Aging and age-related illnesses, like cancer and heart disease, are the result of damaged DNA. Malfunctioning proteins have been linked to Alzheimer's, Parkinson's and ALS disease. By studying the DNA of animal species that are especially successful at aging, like bats and birds, and comparing it to species that have shorter life spans, like laboratory mice, Austad hopes his research team will be able to identify mechanisms within the cell that govern aging and then design therapies that will enable humans to live longer, healthier lives.

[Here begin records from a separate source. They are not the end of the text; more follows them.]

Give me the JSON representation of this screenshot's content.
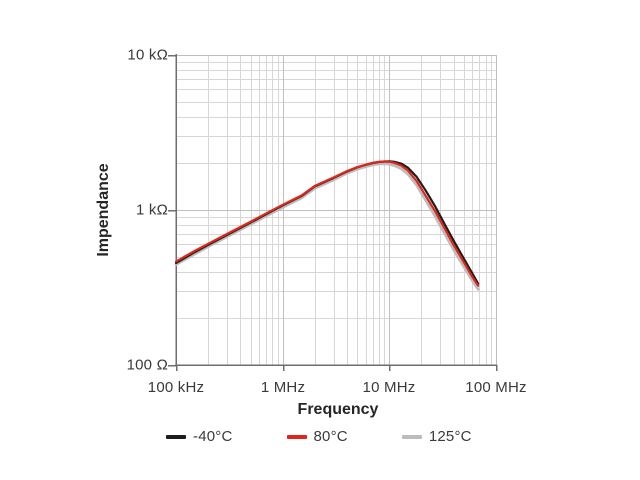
{
  "chart_data": {
    "type": "line",
    "title": "",
    "xlabel": "Frequency",
    "ylabel": "Impendance",
    "x_scale": "log",
    "y_scale": "log",
    "xlim_mhz": [
      0.1,
      100
    ],
    "ylim_ohm": [
      100,
      10000
    ],
    "grid": "log major + minor, on",
    "legend_position": "bottom",
    "x_ticks": [
      {
        "mhz": 0.1,
        "label": "100 kHz"
      },
      {
        "mhz": 1,
        "label": "1 MHz"
      },
      {
        "mhz": 10,
        "label": "10 MHz"
      },
      {
        "mhz": 100,
        "label": "100 MHz"
      }
    ],
    "y_ticks": [
      {
        "ohm": 100,
        "label": "100 Ω"
      },
      {
        "ohm": 1000,
        "label": "1 kΩ"
      },
      {
        "ohm": 10000,
        "label": "10 kΩ"
      }
    ],
    "f_mhz": [
      0.1,
      0.15,
      0.2,
      0.3,
      0.5,
      0.7,
      1,
      1.5,
      2,
      3,
      4,
      5,
      6,
      7,
      8,
      9,
      10,
      11,
      13,
      15,
      18,
      22,
      27,
      33,
      40,
      50,
      60,
      68
    ],
    "series": [
      {
        "name": "-40°C",
        "color": "#1d1d1b",
        "stroke_width": 2.2,
        "values_ohm": [
          455,
          535,
          595,
          690,
          830,
          940,
          1070,
          1230,
          1420,
          1610,
          1770,
          1885,
          1955,
          2010,
          2040,
          2055,
          2060,
          2050,
          1990,
          1870,
          1640,
          1330,
          1050,
          810,
          635,
          485,
          390,
          335
        ]
      },
      {
        "name": "80°C",
        "color": "#e0251b",
        "stroke_width": 2.2,
        "values_ohm": [
          465,
          545,
          605,
          700,
          840,
          950,
          1080,
          1240,
          1430,
          1620,
          1780,
          1890,
          1960,
          2015,
          2045,
          2055,
          2045,
          2020,
          1930,
          1790,
          1540,
          1230,
          975,
          760,
          595,
          460,
          370,
          325
        ]
      },
      {
        "name": "125°C",
        "color": "#bcbcbc",
        "stroke_width": 2.8,
        "values_ohm": [
          445,
          520,
          580,
          672,
          808,
          915,
          1040,
          1195,
          1380,
          1565,
          1725,
          1835,
          1905,
          1955,
          1985,
          1990,
          1975,
          1940,
          1845,
          1700,
          1450,
          1150,
          905,
          705,
          555,
          430,
          350,
          308
        ]
      }
    ],
    "draw_order": [
      2,
      0,
      1
    ]
  },
  "colors": {
    "background": "#ffffff",
    "axis": "#6e6e6e",
    "grid_major": "#bfbfbf",
    "grid_minor": "#d7d7d7",
    "tick_text": "#3a3a3a",
    "axis_title_text": "#262626"
  }
}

The Possibility of Longer Life
Today, some laboratory animals in Dr. Austad's research projects are evidence that life can be extended through science. His team has successfully increased the life span of test animals six-fold by manipulating genes associated with how the body processes insulin — a protein involved in metabolizing glucose. In another experiment, researchers found that mice that ate considerably less lived 30 to 40 percent longer, which, according to Austad, would be 20 to 30 years in human terms. Studies involving insulin activity and production hold tremendous promise for slowing aging as well as managing diabetes. In fact, Austad envisions a day when medicine will be able to encourage the body to mimic the chemical reactions that occur when food consumption is reduced. "Basically, you'll flip a switch," he says, "without having to eat less. You will take your little caloric restriction pill every day that will make you age more slowly."

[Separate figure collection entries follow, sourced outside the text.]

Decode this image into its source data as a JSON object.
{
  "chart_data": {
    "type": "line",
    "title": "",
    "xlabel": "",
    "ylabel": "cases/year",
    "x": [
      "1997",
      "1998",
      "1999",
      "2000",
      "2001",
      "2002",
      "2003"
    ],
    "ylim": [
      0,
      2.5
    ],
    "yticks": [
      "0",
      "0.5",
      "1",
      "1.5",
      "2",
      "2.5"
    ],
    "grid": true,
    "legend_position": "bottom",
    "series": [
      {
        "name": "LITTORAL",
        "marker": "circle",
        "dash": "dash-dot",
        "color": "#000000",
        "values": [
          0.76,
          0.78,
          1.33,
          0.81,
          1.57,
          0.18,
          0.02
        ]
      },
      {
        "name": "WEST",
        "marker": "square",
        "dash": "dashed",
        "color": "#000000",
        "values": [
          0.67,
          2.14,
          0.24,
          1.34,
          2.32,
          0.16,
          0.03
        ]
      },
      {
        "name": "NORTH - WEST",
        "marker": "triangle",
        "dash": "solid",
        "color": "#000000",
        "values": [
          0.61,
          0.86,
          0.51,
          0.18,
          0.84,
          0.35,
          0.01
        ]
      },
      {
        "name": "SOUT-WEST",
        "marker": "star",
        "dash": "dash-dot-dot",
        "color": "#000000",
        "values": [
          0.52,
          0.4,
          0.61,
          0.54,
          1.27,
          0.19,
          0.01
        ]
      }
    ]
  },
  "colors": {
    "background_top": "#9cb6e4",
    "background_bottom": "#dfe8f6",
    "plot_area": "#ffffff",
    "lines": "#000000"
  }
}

Although better nutrition, more exercise and less stress can add years to one's life, longevity researchers are looking for more immediate, biochemical ways to slow down aging. Today, 4 million people suffer from Alzheimer's disease and, in the next 20 years, an estimated 12 million people will be affected by this debilitating disease, which currently has no cure. Incidences of heart disease and cancer — the two most common age-related diseases — will also rise as baby boomers age, as will cases of diabetes, osteoarthritis and Parkinson's disease. With an estimated 40 million Americans to be aged 65 or older in 2010, our society must be prepared to meet the medical challenges of this large, aging demographic. Understanding which genes control which biological functions can help researchers develop therapies to prevent, treat or reduce the severity of these and other age-related diseases and disabilities.

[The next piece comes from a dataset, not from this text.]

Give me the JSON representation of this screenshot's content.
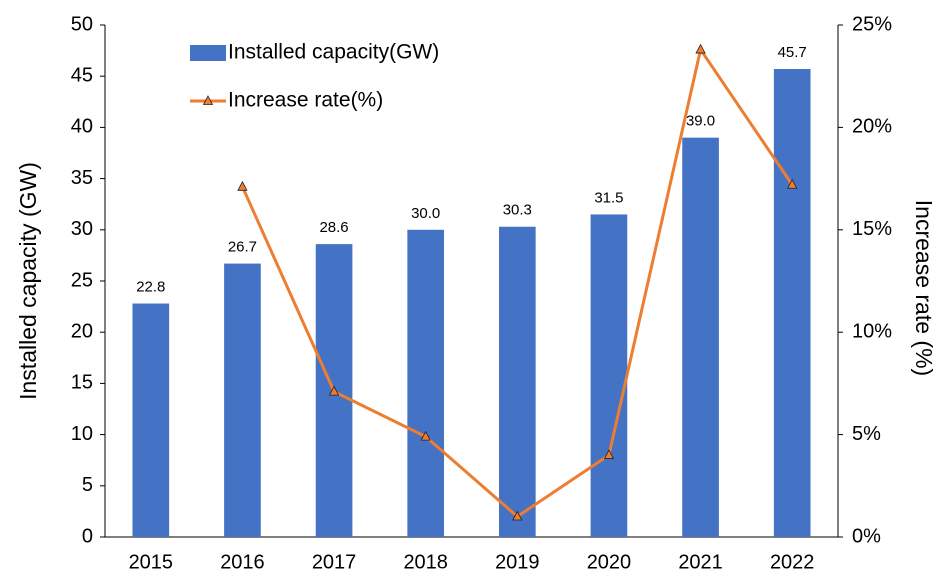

"Aging affects all of us," says Dr. Austad. "People are going to continue to live longer because of medical advances. We want them to live healthier as well as live longer. The best way to achieve longer health is to figure out ways to medically slow aging. That's a different sort of approach than figuring out how to cure cancer or heart disease. If you can cure aging, or if you can slow it, then you can really delay or prevent a whole host of disabilities and diseases."